Prosodic labelling still presents one of the major problems in labelling any kind of spoken data. One of the main problems is that it is sometimes difficult to get access to appropriate tools for the operating system platform one is working on, but even if those tools may be available to the researcher/transcriber, it still remains difficult to make proper use of the prosodic information.

Simplified systems describing the use of intonation often resort to oversimplified categories such as attributing a fall to any kind of statement and rises to either questions or non-final items in a list, but in reality it is not always that simple to associate a certain type of pitch movement with a certain type of speech act or even sentence type. A one to one mapping between pitch contours is thus hardly achievable and this will therefore sometimes present an obstacle to the automatic analysis of content.

A broad classification may sometimes aid in establishing whether one may want to transcribe punctuation marks (if one decides to use them at all) as either full stops, question marks or commata/semicola, but in general a fair amount of knowledge of the language to be transcribed and the information contained in the text to be analysed is still required and even for well-researched languages like English not enough is yet known about how the use of certain intonational features can be related to speech acts.

At the level of segmentation, knowledge of intonational features may sometimes aid in establishing distinctions between levels of tone group boundaries and thus indicate whether an utterance may be complete or not, but even there a word of caution is necessary as information from the speech signal may be misleading, especially with regard to non-final utterance elements that may correspond to minor tone groups.
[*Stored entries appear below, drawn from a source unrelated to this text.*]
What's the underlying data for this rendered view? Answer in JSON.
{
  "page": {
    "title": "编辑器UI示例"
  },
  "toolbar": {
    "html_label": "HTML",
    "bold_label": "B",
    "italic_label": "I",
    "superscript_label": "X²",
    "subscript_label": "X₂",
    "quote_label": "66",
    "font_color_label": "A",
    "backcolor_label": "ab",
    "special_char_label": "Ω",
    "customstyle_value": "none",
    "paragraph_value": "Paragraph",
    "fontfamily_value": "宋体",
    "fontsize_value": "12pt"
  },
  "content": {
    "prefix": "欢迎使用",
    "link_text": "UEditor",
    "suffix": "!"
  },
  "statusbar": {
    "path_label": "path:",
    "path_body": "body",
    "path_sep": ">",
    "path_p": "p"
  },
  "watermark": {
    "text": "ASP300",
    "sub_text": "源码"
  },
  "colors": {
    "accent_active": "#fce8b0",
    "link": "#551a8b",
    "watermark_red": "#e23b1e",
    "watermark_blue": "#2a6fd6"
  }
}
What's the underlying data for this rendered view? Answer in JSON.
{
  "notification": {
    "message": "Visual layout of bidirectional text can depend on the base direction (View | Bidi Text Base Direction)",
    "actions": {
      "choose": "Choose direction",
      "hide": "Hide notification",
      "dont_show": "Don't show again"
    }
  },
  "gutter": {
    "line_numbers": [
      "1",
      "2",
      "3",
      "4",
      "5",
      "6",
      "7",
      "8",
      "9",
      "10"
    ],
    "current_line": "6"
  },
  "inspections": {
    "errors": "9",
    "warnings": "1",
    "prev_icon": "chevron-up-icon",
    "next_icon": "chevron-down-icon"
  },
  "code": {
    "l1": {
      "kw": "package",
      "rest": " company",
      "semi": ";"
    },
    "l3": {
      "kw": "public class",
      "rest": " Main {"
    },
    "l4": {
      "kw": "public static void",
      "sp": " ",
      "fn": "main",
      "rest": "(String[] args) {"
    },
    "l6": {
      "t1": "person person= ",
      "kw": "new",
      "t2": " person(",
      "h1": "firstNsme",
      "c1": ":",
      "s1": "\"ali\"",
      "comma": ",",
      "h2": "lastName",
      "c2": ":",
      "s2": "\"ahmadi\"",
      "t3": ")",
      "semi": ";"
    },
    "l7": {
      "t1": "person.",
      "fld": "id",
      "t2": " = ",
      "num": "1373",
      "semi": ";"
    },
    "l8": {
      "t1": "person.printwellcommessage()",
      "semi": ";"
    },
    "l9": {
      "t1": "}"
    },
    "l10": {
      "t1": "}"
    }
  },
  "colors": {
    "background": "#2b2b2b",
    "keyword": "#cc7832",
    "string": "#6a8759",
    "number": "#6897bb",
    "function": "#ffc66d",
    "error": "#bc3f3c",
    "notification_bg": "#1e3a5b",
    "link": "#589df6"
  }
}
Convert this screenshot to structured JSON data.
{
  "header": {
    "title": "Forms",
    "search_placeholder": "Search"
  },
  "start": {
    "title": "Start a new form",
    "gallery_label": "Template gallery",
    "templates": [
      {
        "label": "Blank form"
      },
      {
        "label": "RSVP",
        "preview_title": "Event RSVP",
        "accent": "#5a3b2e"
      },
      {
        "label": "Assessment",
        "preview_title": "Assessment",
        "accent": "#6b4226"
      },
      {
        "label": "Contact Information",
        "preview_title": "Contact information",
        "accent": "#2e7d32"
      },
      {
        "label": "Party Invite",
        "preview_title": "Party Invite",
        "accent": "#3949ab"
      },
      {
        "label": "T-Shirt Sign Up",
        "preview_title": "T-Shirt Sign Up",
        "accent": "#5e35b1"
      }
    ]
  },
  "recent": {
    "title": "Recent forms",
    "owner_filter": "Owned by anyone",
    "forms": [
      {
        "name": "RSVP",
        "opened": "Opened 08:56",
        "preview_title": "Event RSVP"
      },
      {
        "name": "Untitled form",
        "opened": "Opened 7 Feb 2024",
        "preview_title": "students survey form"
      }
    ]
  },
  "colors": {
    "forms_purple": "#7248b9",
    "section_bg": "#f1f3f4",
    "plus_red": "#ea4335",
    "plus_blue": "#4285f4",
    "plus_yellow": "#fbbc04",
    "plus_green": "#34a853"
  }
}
Again this probably refers more to automatic content analysis as for example pauses can usually easily be identified perceptually by the transcriber, but may not necessarily be easily identifyable in the speech signal due to phenomena such as final lengthening.

As far as coding intonational information is concerned, a proper set of (preferably mnemonic) symbols needs to be found and most of the existing systems only present a rathere feeble attempt to capture what is actually going on. The TOBI system, although widely used nowadays, does not capture pitch levels relative to the speaker’s pitch range and the combination of symbols used to identify certain levels can be misleading, just as any multi-character sequence representing one phenomenon can be misleading. The latter is also the problem with John Wells’ X-SAMPA recommendations, where he proposes to use certain multi-character sequences to represent diacritics and intonation and even to establish a separate tier for intonational information, which is, however, not physically separated from the rest of the segmental information. Systems like these may be easy enough for the computer to handle, but make segmental/intonational representation more and more unreadable for the human interpreter.

The main drawback in coding segmental/intonational information is therefore still the absence of a universal character set for all platforms, which necessitates this strange kind of transliteration and can probably only be overcome if a move towards Unicode is propagated within both the speech and corpus linguistics communities.


Bibliography

Allen, J. & Core, M. 1997. "Draft of DAMSL: Dialog Act Markup in Several Layers".

Carletta/Dahlbäck/Reithinger/Walker. 1997. Dagstuhl Workshop report "Standards for Dialogue Coding in Natural Language Processing"

Carletta/Isard/Isard/Kowtko/Newlands/Doherty-Sneddon/Anderson. 1995. "HCRC Dialogue Structure Coding Manual". Association for Computational Linguistics.

Jekat/Klein/Maier/Maleck/Mast/Quantz. 1995. "Dialogue Acts in VERBMOBIL". VM-Report 65.

Llisterri, J. 1996. "Preliminary recommendations on Spoken Texts". EAGLES Document EAG-TCWGSPT/P. Expert Advisory Group on Language Engineering Standards.

Nakatani/Grosz/Ahn/Hirschberg. 1995. "Instructions for Annotating Discourses". Technical Report Nr. TR-21-95. Center for Research in Computing Technology, Harvard University: Cambridge, MA.

Traum, D. 1996. "Coding Schemes for Spoken Dialogue Structure". University of Geneva.

Wells, J. C. "Computer-coding the IPA: a proposed extension of SAMPA". London: UCL.